La Nao Victoria Construida en Isla Cristina Recala en Marbella

nao victoria

La Nao Victoria, réplica del barco que completó hace casi 500 años (1519-1522) la primera vuelta al mundo y demostró la redondez de la tierra, recaló ayer en Marbella procedente de Mallorca para abrir sus cubiertas al público y revelar su extraordinaria historia. Esta embarcación de apenas 25 metros de largo, algo más de seis metros de ancho y aspecto frágil, construida como la original en madera de roble y pino, permanecerá atracada hasta mañana domingo en la marina de La Bajadilla de Marbella dispuesta a mostrar sus secretos a todo aquel que se suba a bordo. La entrada general, al precio de 3 euros, y la infantil a 2 euros para niños de hasta 10 años, pueden adquirirse a la subida de la embarcación.

Desde que saliera de los astilleros de la localidad onubense de Isla Cristina en 1991, la Nao Victoria, que gestiona la fundación del mismo nombre, ha hecho escala en puertos de todo el mundo donde ha sido visitada por miles de personas. Y como la embarcación original navegó alrededor del planeta, una travesía que tardó en completar dos años (2004-2006) y que la llevó a 17 países. Eso sí, estos marineros del siglo XXI seguro que se sintieron más cómodos durante su periplo, no sólo porque se embarcaron con una ruta perfectamente trazada y conocida, sino porque la primitiva tripulación, en el mismo espacio, duplicaba el número de personas a bordo, 40.

Con esta visita Marbella se suma por primera vez a la relación de ciudades donde los visitantes podrán conocer detalles sobre cómo fue la vida de estos valientes marineros del siglo XVI: dónde dormían o cómo cocinaban. Ambas tareas se realizaban en cubierta; incluso la preparación de los alimentos, que se hacía de noche para poder controlar las ascuas que salían volando del fuego.

La mayor hazaña marítima de todos los tiempos arrancó el l 10 de agosto de 1519, cuando cinco naves (Santiago, San Antonio, Trinidad, Concepción y Victoria) con 245 tripulantes, parten del puerto de Sevilla, capitaneadas por Hernando de Magallanes. La empresa, promovida por la corona española, tenía como objetivo abrir una ruta por el oeste hasta las islas Molucas, donde abundaban las especies, ya entonces uno de los comercios más lucrativos del momento. Para ello y poniendo sus proas siempre a poniente debían descubrir un paso que enlazara los dos grandes océanos del mundo. El encargo tuvo éxito y las bodegas se llenaron de los preciados condimentos. Durante su larga travesía, la expedición cruzó el Pacífico en toda su extensión y alcanzó Filipinas, inaugurando a partir de entonces una corriente comercial transoceánica que uniría de manera ininterrumpida, los continentes europeo, americano y asiático durante más de tres siglos.

Una larga travesía

El 8 de septiembre de 1522, tres años después del inicio de la expedición, regresaría a Sevilla una de las cinco naos que emprendieron el viaje: la Nao Victoria, capitaneada ya por Juan Sebastián Elcano, junto a tan sólo 17 de los 245 hombres que emprendieron la travesía. Fueron muchas las vicisitudes a las que hizo frente la tripulación, entre los que se encontraban soldados, puesto que no sabían que peligros les aguardaban. El cargamento que la Nao Victoria trajo en su bodega de vuelta a España fue tan valioso que sirvió para sufragar la expedición completa, desde el coste de los cinco barcos, a los sueldos o ayudas para las viudas.

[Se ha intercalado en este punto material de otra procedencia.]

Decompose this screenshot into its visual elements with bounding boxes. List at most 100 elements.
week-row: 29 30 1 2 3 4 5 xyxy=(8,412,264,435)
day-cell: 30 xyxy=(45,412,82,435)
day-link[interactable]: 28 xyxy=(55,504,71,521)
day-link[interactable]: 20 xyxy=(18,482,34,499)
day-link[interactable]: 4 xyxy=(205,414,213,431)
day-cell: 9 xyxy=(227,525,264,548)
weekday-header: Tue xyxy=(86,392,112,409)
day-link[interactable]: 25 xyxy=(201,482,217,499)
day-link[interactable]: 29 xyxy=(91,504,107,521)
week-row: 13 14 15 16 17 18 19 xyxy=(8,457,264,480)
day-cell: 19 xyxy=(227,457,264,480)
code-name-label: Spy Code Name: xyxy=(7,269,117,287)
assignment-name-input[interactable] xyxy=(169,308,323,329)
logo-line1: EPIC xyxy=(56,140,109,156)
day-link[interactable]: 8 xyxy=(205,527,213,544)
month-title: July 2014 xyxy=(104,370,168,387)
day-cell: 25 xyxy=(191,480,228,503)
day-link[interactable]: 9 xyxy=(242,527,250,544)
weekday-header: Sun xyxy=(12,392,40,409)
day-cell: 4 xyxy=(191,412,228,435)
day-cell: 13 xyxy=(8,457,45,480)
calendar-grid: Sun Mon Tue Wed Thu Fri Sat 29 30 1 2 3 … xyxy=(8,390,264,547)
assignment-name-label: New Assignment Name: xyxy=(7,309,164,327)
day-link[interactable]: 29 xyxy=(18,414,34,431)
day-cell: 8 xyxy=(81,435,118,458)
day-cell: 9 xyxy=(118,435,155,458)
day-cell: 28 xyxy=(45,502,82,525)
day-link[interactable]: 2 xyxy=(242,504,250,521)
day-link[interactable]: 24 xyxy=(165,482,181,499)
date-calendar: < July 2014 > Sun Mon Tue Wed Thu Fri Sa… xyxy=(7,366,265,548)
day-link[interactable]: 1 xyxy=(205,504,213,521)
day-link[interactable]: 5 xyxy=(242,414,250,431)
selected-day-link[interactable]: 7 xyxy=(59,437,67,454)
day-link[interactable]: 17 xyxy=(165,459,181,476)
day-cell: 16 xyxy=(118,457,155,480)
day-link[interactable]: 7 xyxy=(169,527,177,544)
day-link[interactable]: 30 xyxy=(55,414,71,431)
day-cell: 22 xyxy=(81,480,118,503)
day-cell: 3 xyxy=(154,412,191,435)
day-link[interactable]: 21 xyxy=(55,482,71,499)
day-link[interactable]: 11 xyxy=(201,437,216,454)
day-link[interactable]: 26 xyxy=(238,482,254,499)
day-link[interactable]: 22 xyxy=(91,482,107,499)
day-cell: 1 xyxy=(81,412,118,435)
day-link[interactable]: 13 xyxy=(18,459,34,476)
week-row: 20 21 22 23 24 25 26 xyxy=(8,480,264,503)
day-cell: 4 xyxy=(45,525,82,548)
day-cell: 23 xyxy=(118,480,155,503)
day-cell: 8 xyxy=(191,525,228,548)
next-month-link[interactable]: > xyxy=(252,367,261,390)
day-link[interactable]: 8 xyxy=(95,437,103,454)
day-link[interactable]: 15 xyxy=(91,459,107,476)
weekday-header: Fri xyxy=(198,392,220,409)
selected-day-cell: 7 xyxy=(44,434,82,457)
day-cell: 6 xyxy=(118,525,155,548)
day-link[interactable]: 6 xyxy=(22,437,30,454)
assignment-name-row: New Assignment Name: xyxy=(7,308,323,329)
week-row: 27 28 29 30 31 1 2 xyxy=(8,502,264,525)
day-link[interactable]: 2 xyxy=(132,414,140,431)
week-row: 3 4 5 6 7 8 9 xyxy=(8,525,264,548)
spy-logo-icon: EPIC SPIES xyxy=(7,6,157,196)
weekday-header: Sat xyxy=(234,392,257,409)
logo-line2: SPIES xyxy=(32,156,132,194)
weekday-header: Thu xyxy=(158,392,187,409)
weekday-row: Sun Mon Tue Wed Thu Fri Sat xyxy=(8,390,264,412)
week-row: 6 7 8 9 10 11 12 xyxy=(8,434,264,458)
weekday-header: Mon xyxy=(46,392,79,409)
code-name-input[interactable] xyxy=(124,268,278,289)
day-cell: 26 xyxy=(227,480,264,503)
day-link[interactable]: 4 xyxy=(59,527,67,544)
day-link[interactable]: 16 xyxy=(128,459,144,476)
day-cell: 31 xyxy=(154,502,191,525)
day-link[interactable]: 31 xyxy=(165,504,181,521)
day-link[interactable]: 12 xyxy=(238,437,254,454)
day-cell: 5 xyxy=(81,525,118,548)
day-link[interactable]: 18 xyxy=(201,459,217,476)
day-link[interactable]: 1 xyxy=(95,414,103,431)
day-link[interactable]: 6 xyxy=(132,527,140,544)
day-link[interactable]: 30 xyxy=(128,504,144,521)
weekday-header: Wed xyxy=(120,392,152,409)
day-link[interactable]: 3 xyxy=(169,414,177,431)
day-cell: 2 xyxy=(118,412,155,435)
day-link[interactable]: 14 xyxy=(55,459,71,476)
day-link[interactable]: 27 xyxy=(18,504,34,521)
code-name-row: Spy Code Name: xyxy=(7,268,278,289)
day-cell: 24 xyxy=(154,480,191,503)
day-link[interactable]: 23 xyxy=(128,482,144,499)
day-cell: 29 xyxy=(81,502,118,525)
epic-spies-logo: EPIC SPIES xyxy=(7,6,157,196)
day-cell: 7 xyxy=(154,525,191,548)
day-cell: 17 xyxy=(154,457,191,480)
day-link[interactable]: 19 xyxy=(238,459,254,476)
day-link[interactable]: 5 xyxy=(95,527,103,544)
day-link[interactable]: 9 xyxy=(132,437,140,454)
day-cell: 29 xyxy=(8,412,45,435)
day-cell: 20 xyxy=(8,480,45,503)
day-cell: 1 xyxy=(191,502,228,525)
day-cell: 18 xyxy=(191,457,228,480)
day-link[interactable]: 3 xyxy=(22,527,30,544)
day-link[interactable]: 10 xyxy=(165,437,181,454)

La nave, tripulada en la actualidad por una docena de personas y capitaneada por Manuel Murube, da a conocer el valor de esta hazaña marítima de factura española allá donde atraca. «Si el viaje que el hombre hizo a la luna nos pareció espectacular, diría que la expedición que completó esta tripulación lo fue mucho más. Una de las grandes diferencias es que en un viaje espacial existe una comunicación con la Tierra que nunca se rompe, pero estas gentes del siglo XVI se montaron en un barco y pedieron de vista todo horizonte conocido», relata el capitán Murube, que pilotó la réplica durante la vuelta al mundo.

Para su construcción fueron necesarias una década de investigación y el apoyo documental de los legajos custodiados en el Archivo de Indias. Documentos que sobre todo hacen referencia a maniobras, espacios de carga y capacidades. El navío actual cuenta con algunas comodidades impensables en el siglo XVI como los motores que se utilizan para maniobras en los puertos y días de calma. Durante el resto de jornadas la nueva Nao Victoria sólo despliega sus velas al igual que lo hacía su gemela.